There are multiple ways to classify endocarditis. The simplest classification is based on etiology: either infective or non-infective, depending on whether a microorganism is the source of the inflammation.
Injection drug users typically experience right-side infective endocarditis.
Endocarditis can also be classified by the side of the heart affected:
* Patients who inject narcotics intravenously may introduce infection which will travel to the right side of the heart classically affecting the tricuspid valve, and most often caused by S. aureus.

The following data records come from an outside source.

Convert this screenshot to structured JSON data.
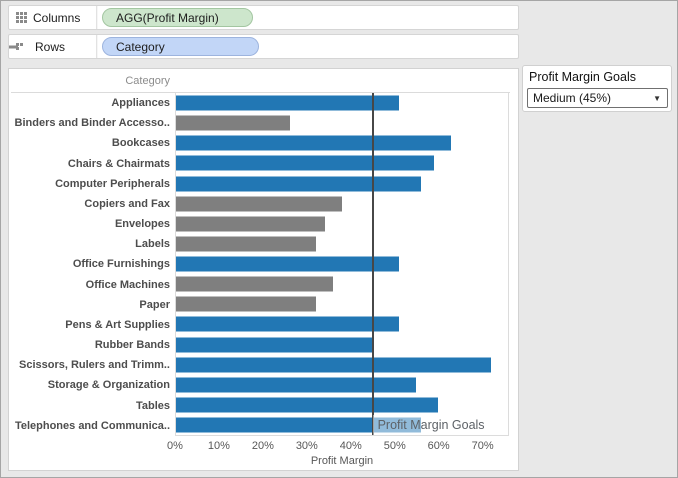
{
  "shelves": {
    "columns": {
      "label": "Columns",
      "pill": "AGG(Profit Margin)"
    },
    "rows": {
      "label": "Rows",
      "pill": "Category"
    }
  },
  "parameter": {
    "title": "Profit Margin Goals",
    "value": "Medium (45%)"
  },
  "chart_data": {
    "type": "bar",
    "orientation": "horizontal",
    "column_header": "Category",
    "xlabel": "Profit Margin",
    "x_ticks": [
      "0%",
      "10%",
      "20%",
      "30%",
      "40%",
      "50%",
      "60%",
      "70%"
    ],
    "x_tick_values": [
      0,
      10,
      20,
      30,
      40,
      50,
      60,
      70
    ],
    "xlim": [
      0,
      76
    ],
    "grid": false,
    "categories": [
      "Appliances",
      "Binders and Binder Accesso..",
      "Bookcases",
      "Chairs & Chairmats",
      "Computer Peripherals",
      "Copiers and Fax",
      "Envelopes",
      "Labels",
      "Office Furnishings",
      "Office Machines",
      "Paper",
      "Pens & Art Supplies",
      "Rubber Bands",
      "Scissors, Rulers and Trimm..",
      "Storage & Organization",
      "Tables",
      "Telephones and Communica.."
    ],
    "values": [
      51,
      26,
      63,
      59,
      56,
      38,
      34,
      32,
      51,
      36,
      32,
      51,
      45,
      72,
      55,
      60,
      56
    ],
    "reference_line": {
      "value": 45,
      "label": "Profit Margin Goals"
    },
    "colors": {
      "goal_met": "#2277b4",
      "goal_not_met": "#7f7f7f",
      "reference_line": "#474747"
    }
  }
}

* In other patients without a history of intravenous exposure, endocarditis is more frequently left-sided.
Among patients who do use illicit drugs and have a fever in the emergency room, there is about a 10% to 15% prevalence of endocarditis. This estimate is not substantially changed by whether the doctor believes the patient has a trivial explanation for their fever. Weisse found that 13% of 121 patients had endocarditis. Marantz also found a prevalence of endocarditis of 13% among such patients in the emergency room with fever. Samet found a 6% incidence among 283 such patients, but after excluding patients with initially apparent major illness to explain the fever (including 11 cases of manifest endocarditis), there was a 7% prevalence of endocarditis.
Treatment usually involves iv antibiotics based on the microorganism involved, and/or surgical treatment.